Money managers increased their net long crude oil futures positions to a record high in the week to Tuesday, according to a weekly report from the Commodity Futures Trading Commision released late on Friday.

But technicals indicated crude could be set to slip to $85.41 over the next week, based on its wave pattern and a Fibonacci retracement analysis.

ICE Brent crude for February, in front-month position after January contract’s expiration on Thursday, rose 7 cents to settle at $91.67 a barrel, also in choppy trading.

February Brent crude’s premium over U.S. February crude was at $3.07, down from Thursday’s $3.58 premium comparing January contracts which was a seven-month high for the spread.

Oil managed to shrug off weakness in the euro which fell to a two-week low against the dollar, declining for a second straight week after a multi-notch downgrade of Ireland’s credit rating. Ratings agency Moody’s also put Ireland on a negative outlook, warning that further downgrades could follow.

A stronger dollar typically pressures dollar-denominated oil prices as it raises the value of dollars paid to producers and raises oil prices in markets using other currencies.

While concerns about Europe’s debt crisis swirled, fears were tempered by news that German business sentiment rose to its strongest level since 1991.

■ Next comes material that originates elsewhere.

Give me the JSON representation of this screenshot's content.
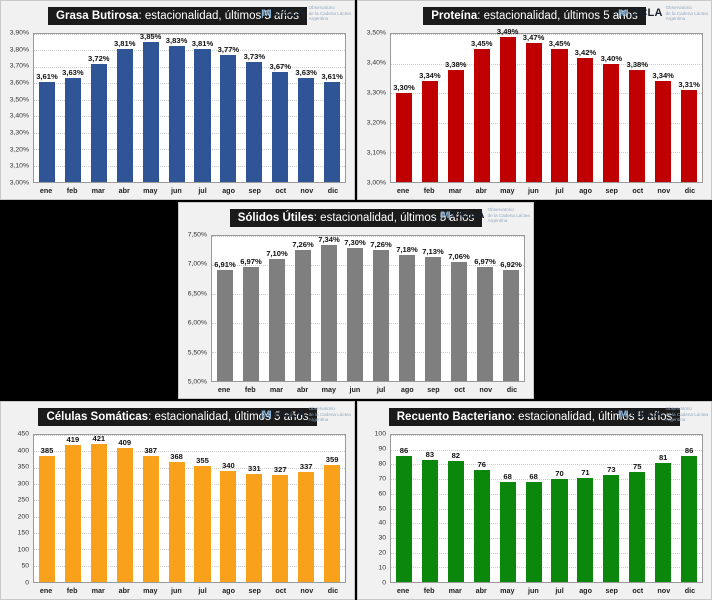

Sunoco Inc’s (SUN.N: ) unit upset at its Marcus Hook, Pennsylvania, refinery added lift to gasoline futures already supported by last week’s Hovensa LCC’s shut gasoline unit at its St. Croix refinery.

The U.S. Northeast — the nation’s major heating oil consuming region — will turn colder than previously forecast late next week and into the last week of December, according to weather data from Point Carbon, a Thomson Reuters company that does natural gas and power analysis.

The U.S. January heating oil crack spread, the profit margin for processing crude into fuel, slipped to $15.88 a barrel on Friday, But it ended at $16.30 on Thursday, the highest since ending at $21.54 on February 12, 2009.

Below normal temperatures are forecast to continue in northern Europe, where ICE gas oil cracks traded above $12 a barrel intraday on Friday.